Ma-non went on to attend a year-long training course to become an alcoholism counsellor. She participated in the translating of the AA Big Book into Ojibwe and Cree. And she traveled to remote communities to participate in AA events.

After a second marriage she learned of AA meetings for lesbians and gays and began to be more aware of her sexuality. She was still living with her husband, Nate, and invited him and the kids when she learned of a large womyn’s music and cultural festival in Winnipeg. At one point they came upon a performance that was womyn-only and Ma-non chose to stay.

“The women-only performance was mainly attended by lesbians but I did not realize that at the time. At first I just sat and listened to the musician, whose songs drew me in right away. Listening to her, I felt like I was coming alive in ways I had not felt for a long time…I felt like I was no longer alone.” There were several womyn in that circle who would become her friends and one who would become her lover.

She moved to Boston to be with Leah and got a job in a half-way house working with pregnant womyn in recovery. After her time with Leah, Ma-non was single for ten years until she met Grace. A relationship that lasted for 20 years.

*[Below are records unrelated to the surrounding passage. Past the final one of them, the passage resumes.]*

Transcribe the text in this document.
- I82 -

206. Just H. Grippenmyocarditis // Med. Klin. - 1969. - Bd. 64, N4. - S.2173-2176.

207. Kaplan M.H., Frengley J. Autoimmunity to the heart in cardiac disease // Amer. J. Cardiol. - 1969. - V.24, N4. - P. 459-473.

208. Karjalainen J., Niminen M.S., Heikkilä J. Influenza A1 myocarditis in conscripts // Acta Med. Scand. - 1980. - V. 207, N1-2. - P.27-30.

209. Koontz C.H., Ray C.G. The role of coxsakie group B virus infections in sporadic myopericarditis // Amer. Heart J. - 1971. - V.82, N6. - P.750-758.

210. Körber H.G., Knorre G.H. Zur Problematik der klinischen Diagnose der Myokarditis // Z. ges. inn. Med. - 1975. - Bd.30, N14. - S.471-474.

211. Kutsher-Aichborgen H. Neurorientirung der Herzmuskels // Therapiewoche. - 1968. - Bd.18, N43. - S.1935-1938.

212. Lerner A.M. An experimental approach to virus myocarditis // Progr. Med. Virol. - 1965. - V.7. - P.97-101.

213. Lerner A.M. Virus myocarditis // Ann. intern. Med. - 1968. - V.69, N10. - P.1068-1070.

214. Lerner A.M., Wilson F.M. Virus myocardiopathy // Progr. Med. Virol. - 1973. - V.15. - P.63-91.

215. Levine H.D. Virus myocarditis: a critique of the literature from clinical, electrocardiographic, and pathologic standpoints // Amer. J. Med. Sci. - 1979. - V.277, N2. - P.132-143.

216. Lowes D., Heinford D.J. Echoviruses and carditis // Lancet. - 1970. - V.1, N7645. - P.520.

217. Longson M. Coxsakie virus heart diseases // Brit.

I highly recommend A Two-Spirit Journey: The Autobiography of a Lesbian Ojibwa-Cree Elder. I read it in a single day, in a few hours. It spoke to me of the social and cultural markers that we share with our Canada cousins: the incredible ongoing violence against womyn; gender as a social construct dictating how womyn are supposed to behave, dress, wear their hair and makeup; Tuberculosis; and the introduction of AIDS to the Native population. But also the risk of coming out, potlucks and womyn’s festivals. I related to her story on so many levels and truly believe that you will too.